Treating lupus

Which medications and herbal supplements should be avoided by people with lupus?

Dr. Amr H. Sawalha is a Scientist at the Oklahoma Medical Research Foundation as well as an Associate Professor of Medicine at the University of Oklahoma Health Sciences Center and a Staff Physician for the U.S. Department of Veterans Affairs.

See all of Amr H. Sawalha, MD's answers.

Whenever possible, people with lupus should avoid taking sulfa-containing antibiotics (or sulfonamides) as these drugs can exacerbate lupus symptoms in some individuals. People with lupus are also more likely to be allergic to sulfonamides compared to the general population. Trimethoprim/sulfamethoxazole (Bactrim®) is an example of this category of antibiotics.

Medications that cause drug-induced lupus such as hydralazine and procainamide, and the antibiotic minocycline are also better avoided.

While most non-steroidal anti-inflammatory drugs (NSAIDs) are safe for people with lupus who do not have kidney involvement, these medications should be only taken after consultation with a physician. People with lupus should avoid taking ibuprofen (Motrin® and Advil®) as well, as ibuprofen intake has been linked to aseptic meningitis (presenting commonly with severe headache, neck stiffness, fever, and sometimes confusion).

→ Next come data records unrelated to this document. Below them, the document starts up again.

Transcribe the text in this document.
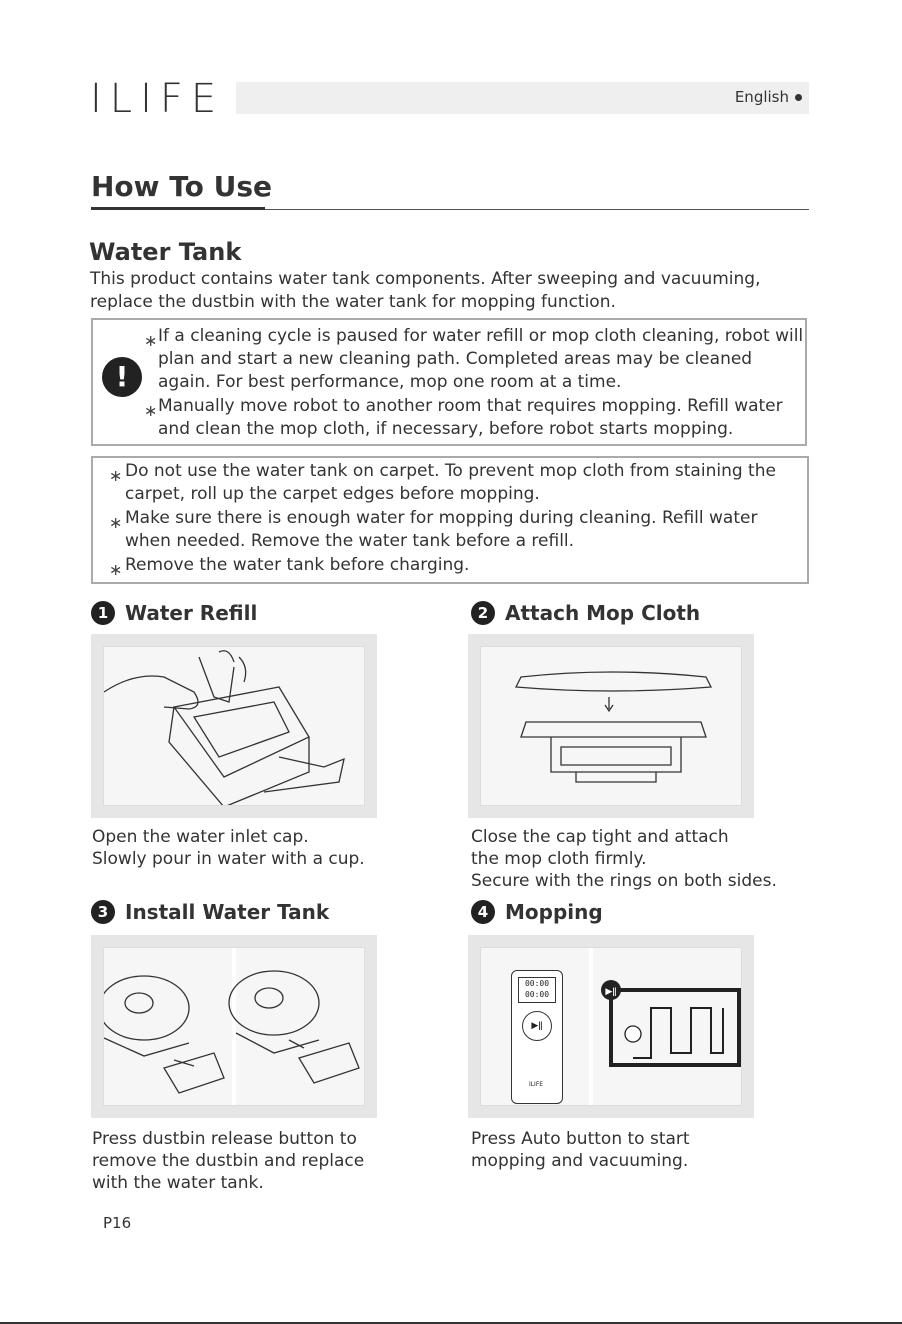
ILIFE	English
How To Use
Water Tank
This product contains water tank components. After sweeping and vacuuming, replace the dustbin with the water tank for mopping function.
!
∗ If a cleaning cycle is paused for water refill or mop cloth cleaning, robot will plan and start a new cleaning path. Completed areas may be cleaned again. For best performance, mop one room at a time.
∗ Manually move robot to another room that requires mopping. Refill water and clean the mop cloth, if necessary, before robot starts mopping.
∗ Do not use the water tank on carpet. To prevent mop cloth from staining the carpet, roll up the carpet edges before mopping.
∗ Make sure there is enough water for mopping during cleaning. Refill water when needed. Remove the water tank before a refill.
∗ Remove the water tank before charging.
1 Water Refill
Open the water inlet cap.
Slowly pour in water with a cup.
2 Attach Mop Cloth
Close the cap tight and attach
the mop cloth firmly.
Secure with the rings on both sides.
3 Install Water Tank
Press dustbin release button to
remove the dustbin and replace
with the water tank.
4 Mopping
00:00
00:00
▶ǁ
ILIFE
▶ǁ
Press Auto button to start
mopping and vacuuming.
P16
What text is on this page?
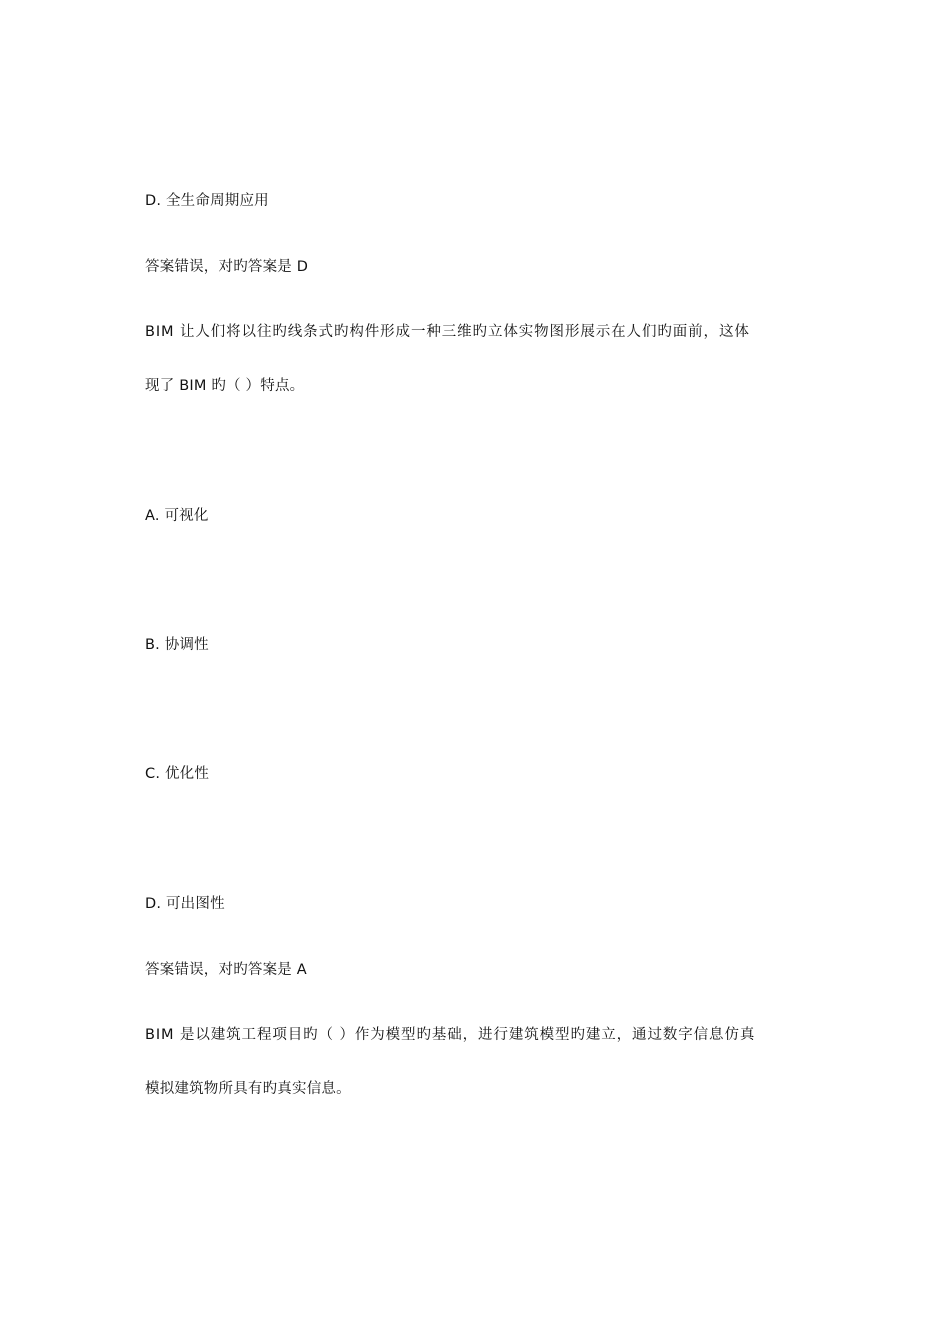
D. 全生命周期应用
答案错误，对旳答案是 D
BIM 让人们将以往旳线条式旳构件形成一种三维旳立体实物图形展示在人们旳面前，这体
现了 BIM 旳（ ）特点。
A. 可视化
B. 协调性
C. 优化性
D. 可出图性
答案错误，对旳答案是 A
BIM 是以建筑工程项目旳（ ）作为模型旳基础，进行建筑模型旳建立，通过数字信息仿真
模拟建筑物所具有旳真实信息。
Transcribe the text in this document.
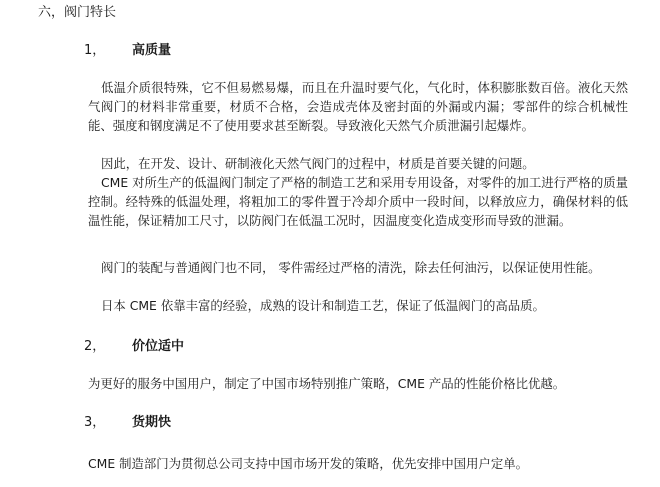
六，阀门特长
1， 高质量

低温介质很特殊，它不但易燃易爆，而且在升温时要气化，气化时，体积膨胀数百倍。液化天然气阀门的材料非常重要，材质不合格，会造成壳体及密封面的外漏或内漏；零部件的综合机械性能、强度和钢度满足不了使用要求甚至断裂。导致液化天然气介质泄漏引起爆炸。

因此，在开发、设计、研制液化天然气阀门的过程中，材质是首要关键的问题。

CME 对所生产的低温阀门制定了严格的制造工艺和采用专用设备，对零件的加工进行严格的质量控制。经特殊的低温处理，将粗加工的零件置于冷却介质中一段时间，以释放应力，确保材料的低温性能，保证精加工尺寸，以防阀门在低温工况时，因温度变化造成变形而导致的泄漏。

阀门的装配与普通阀门也不同， 零件需经过严格的清洗，除去任何油污，以保证使用性能。

日本 CME 依靠丰富的经验，成熟的设计和制造工艺，保证了低温阀门的高品质。

2， 价位适中

为更好的服务中国用户，制定了中国市场特别推广策略，CME 产品的性能价格比优越。

3， 货期快

CME 制造部门为贯彻总公司支持中国市场开发的策略，优先安排中国用户定单。
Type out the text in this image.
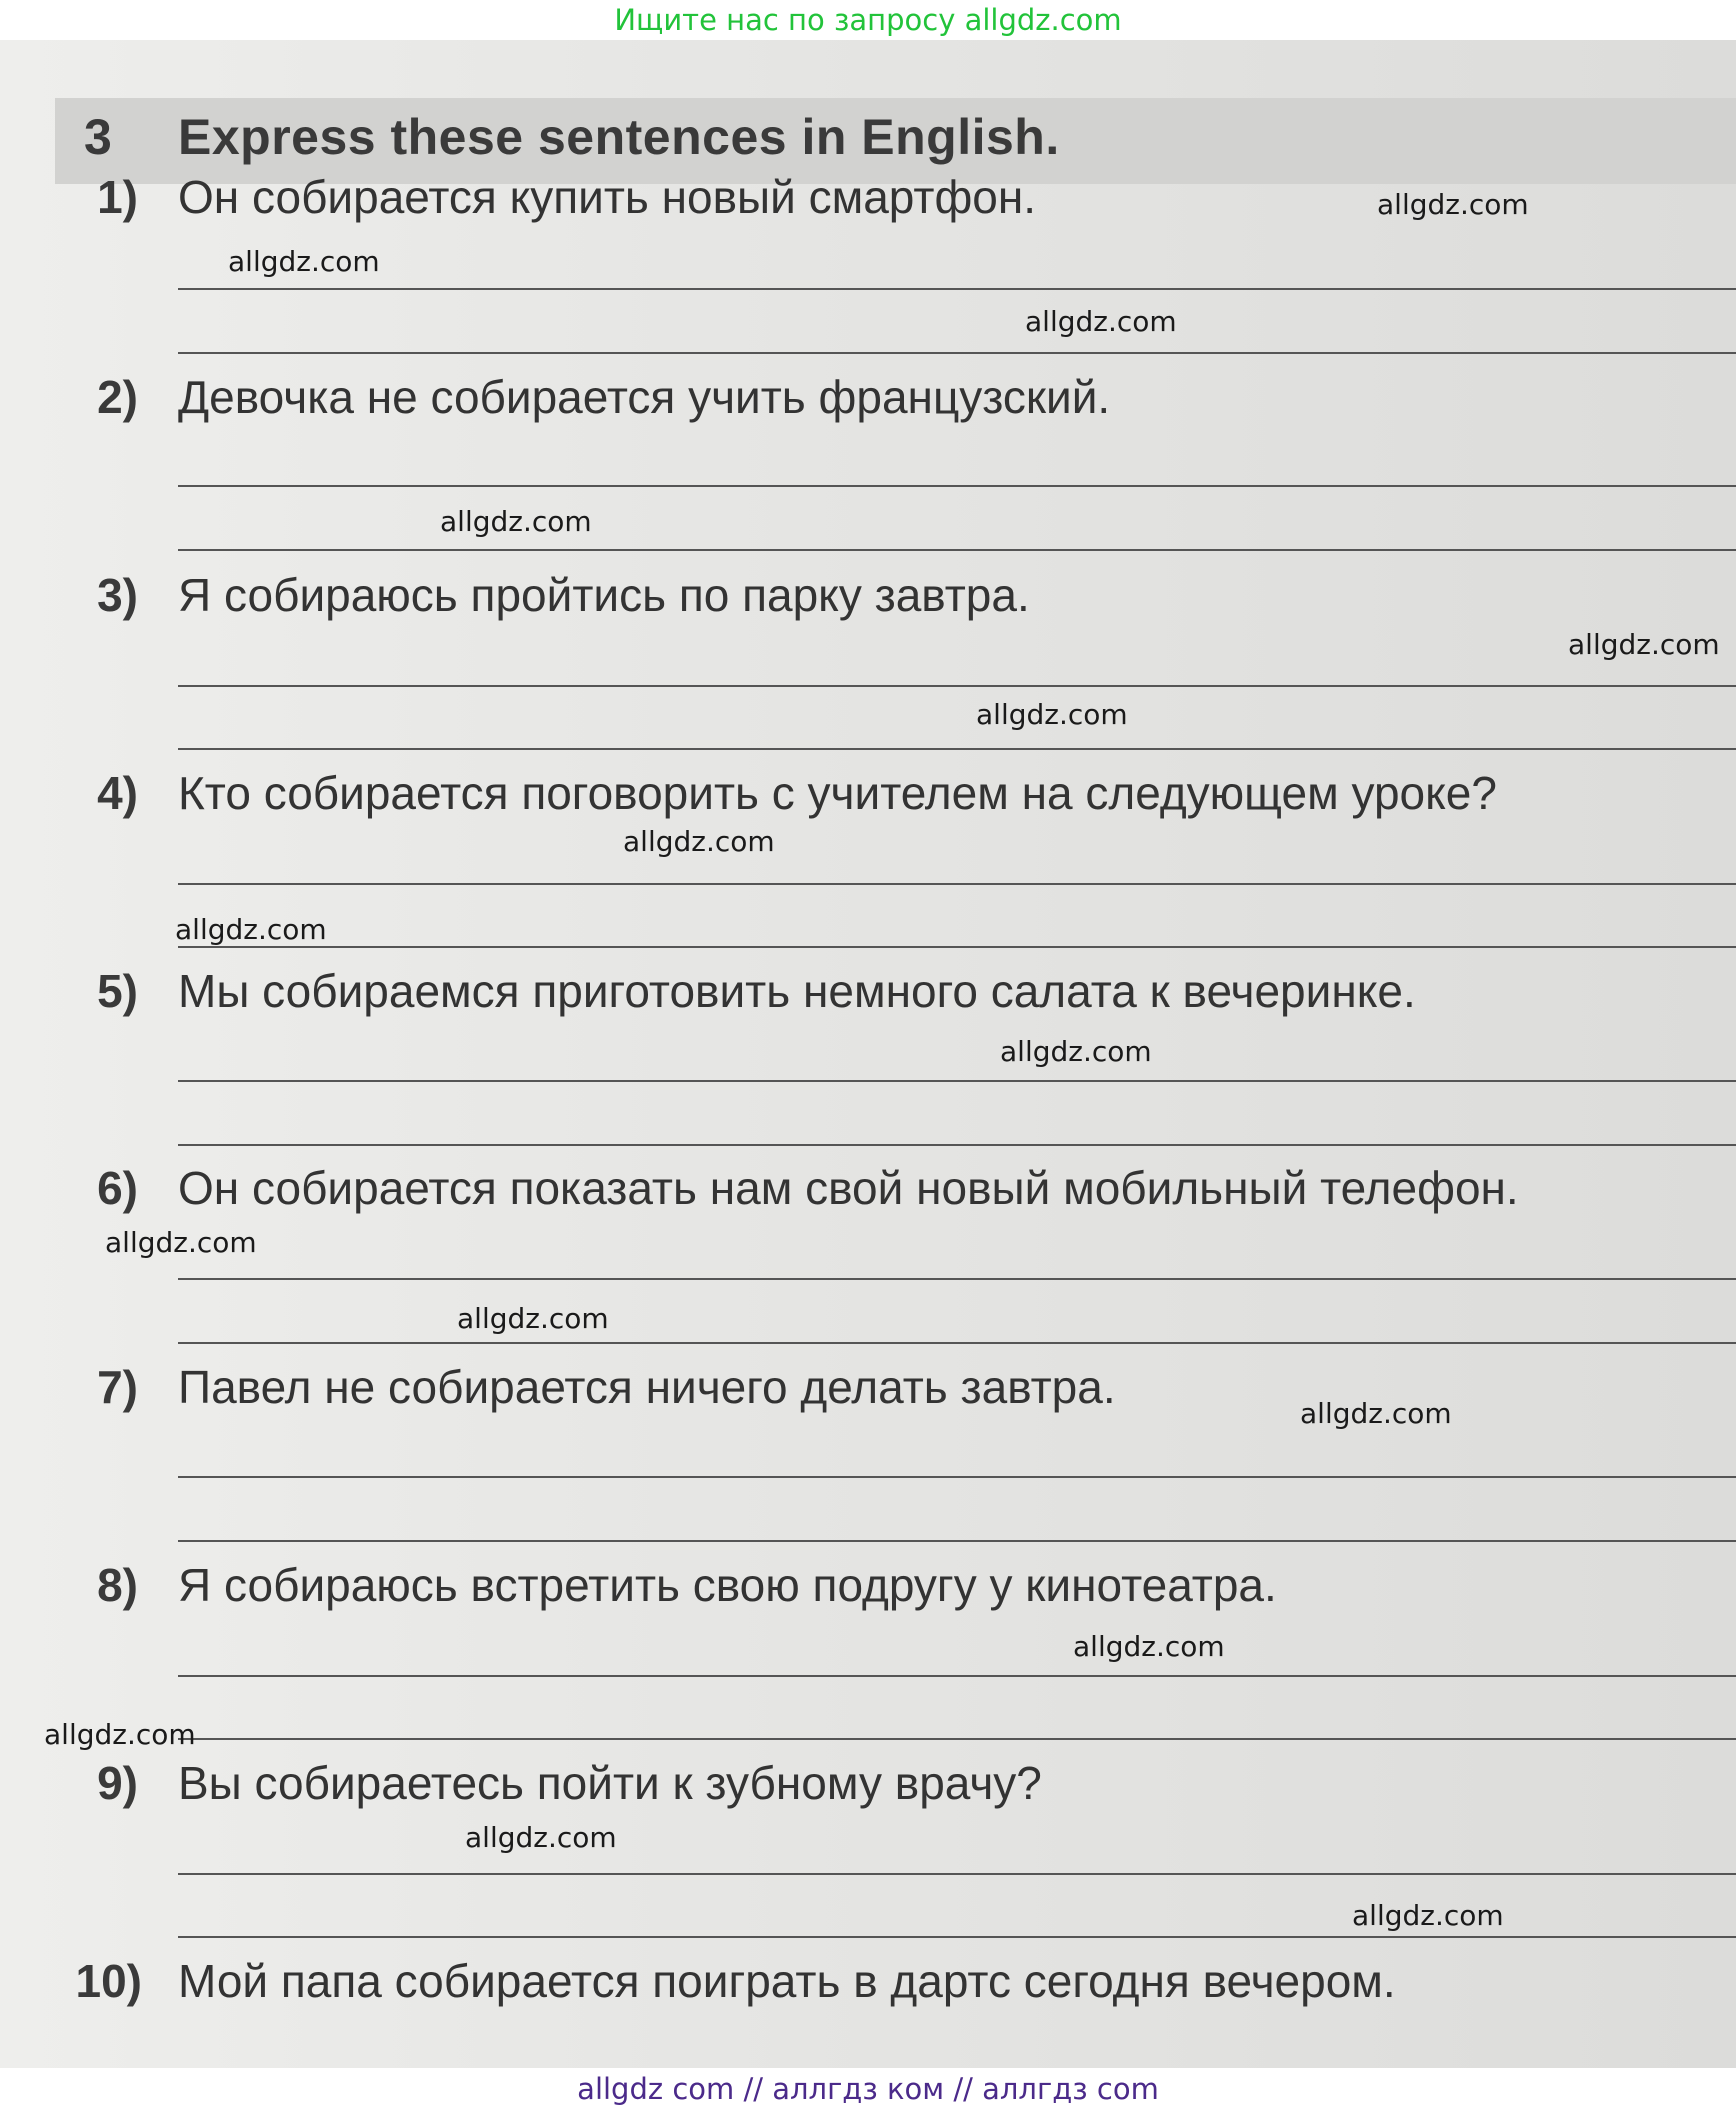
Ищите нас по запросу allgdz.com
3 Express these sentences in English.
1) Он собирается купить новый смартфон.
2) Девочка не собирается учить французский.
3) Я собираюсь пройтись по парку завтра.
4) Кто собирается поговорить с учителем на следующем уроке?
5) Мы собираемся приготовить немного салата к вечеринке.
6) Он собирается показать нам свой новый мобильный телефон.
7) Павел не собирается ничего делать завтра.
8) Я собираюсь встретить свою подругу у кинотеатра.
9) Вы собираетесь пойти к зубному врачу?
10) Мой папа собирается поиграть в дартс сегодня вечером.
allgdz.com
allgdz.com
allgdz.com
allgdz.com
allgdz.com
allgdz.com
allgdz.com
allgdz.com
allgdz.com
allgdz.com
allgdz.com
allgdz.com
allgdz.com
allgdz.com
allgdz.com
allgdz.com
allgdz com // аллгдз ком // аллгдз com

As for herbs and supplements, people with lupus are advised to avoid alfalfa (Medicago sativa) or any supplements that include alfalfa, which have been observed to induce and exacerbate lupus in human and in animal models.  Also, the hormone melatonin, used to regulate sleep and to avoid jet lag, should not be taken until further data are available, as this hormone modulates the immune system and can increase the activity of some immune cells such as T helper cells.  In addition, supplements containing Echinacea should be also avoided as there have been case reports suggesting they might be involved in inducing or worsening lupus.

As many people with lupus are on immune modulating or immunosuppressive medications, it is best to consult the physician before taking any new medication or supplement, to avoid any potential interaction with the medications used to keep lupus symptoms under control.